Aun estando gravemente enferma, la fe católica sigue viva, sobre todo por estas mujeres del pueblo que la humanizaron con su piedad, con besos y caricias, la salvaron con su transgresión: "El ramo de oro virgiliano es la pietas" (De Luca, Introduzione, p. LXVI). Y así, con sus manos y sus besos, tocaron realmente a Dios y escribieron su hermoso "kerigma" popular, distinto de aquellos del catecismo, pero que tenía el olor y la fragancia de la vida y del pan: "Cristo fue sembrado por el Creador, germinó, llegó a la maduración, fue segado, atado en una gavilla, llevado al patio, trillado, cernido, molido, cerrado en un horno y después de tres días sacado y comido como pan" (citado en De Martino, p. 343).

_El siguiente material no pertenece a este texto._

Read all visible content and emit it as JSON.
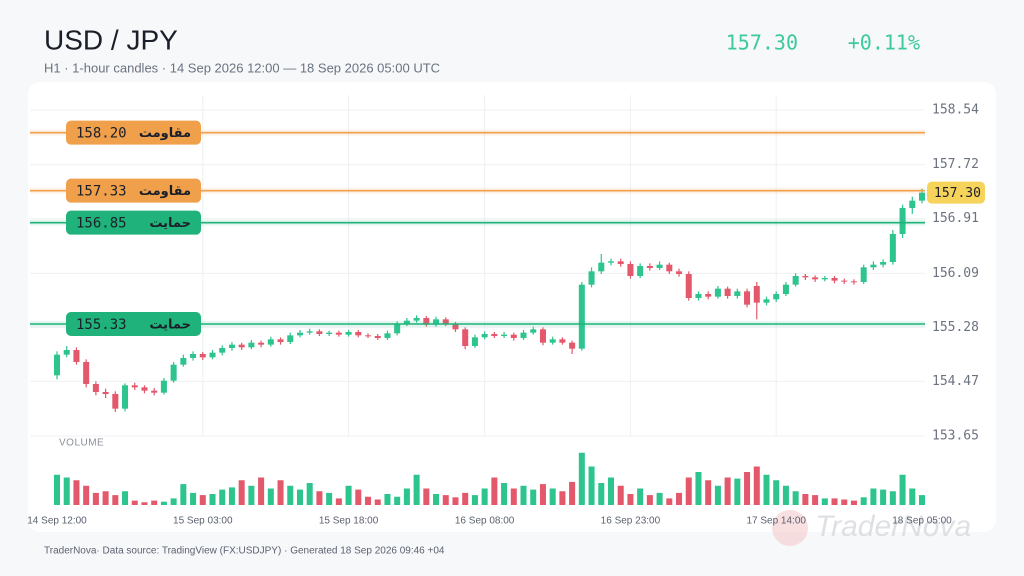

Hoy termina esta breve serie sobre la Economía de la Contrarreforma, y se cierra también la larga temporada, de más de diez años, de mi tercera página dominical. Ha sido una aventura maravillosa: he visto subir y bajar ángeles por la escalera del cielo, he aprendido sobre la Biblia (quince libros del Antiguo Testamento comentados), los carismas, las vocaciones, he descubierto otra economía, quizá incluso un Dios más cercano al corazón de los pobres. Lo aprendimos juntos en un tenaz viaje semanal que nunca se detuvo, a pesar de todo. Un recorrido colectivo que comenzó gracias a la arriesgada y quizá profética confianza de Marco Tarquinio, que tuvo el valor de confiar los comentarios bíblicos a un economista. Y con él concluimos hoy, se debe concluir, no podría ser de otro modo porque esta obra ha sido un verdadero tándem, desde la elección de los temas hasta los títulos y subtítulos de cada artículo, revisados por él hasta en las comas. Mis mejores deseos al nuevo redactor Marco Girardo, que pueda continuar el espectáculo de fidelidad creativa del 'Avvenire' en la temporada que hoy termina. En estos casos, agradecer es necesario, pero siempre es demasiado poco. Una historia se termina, pero no se termina la historia.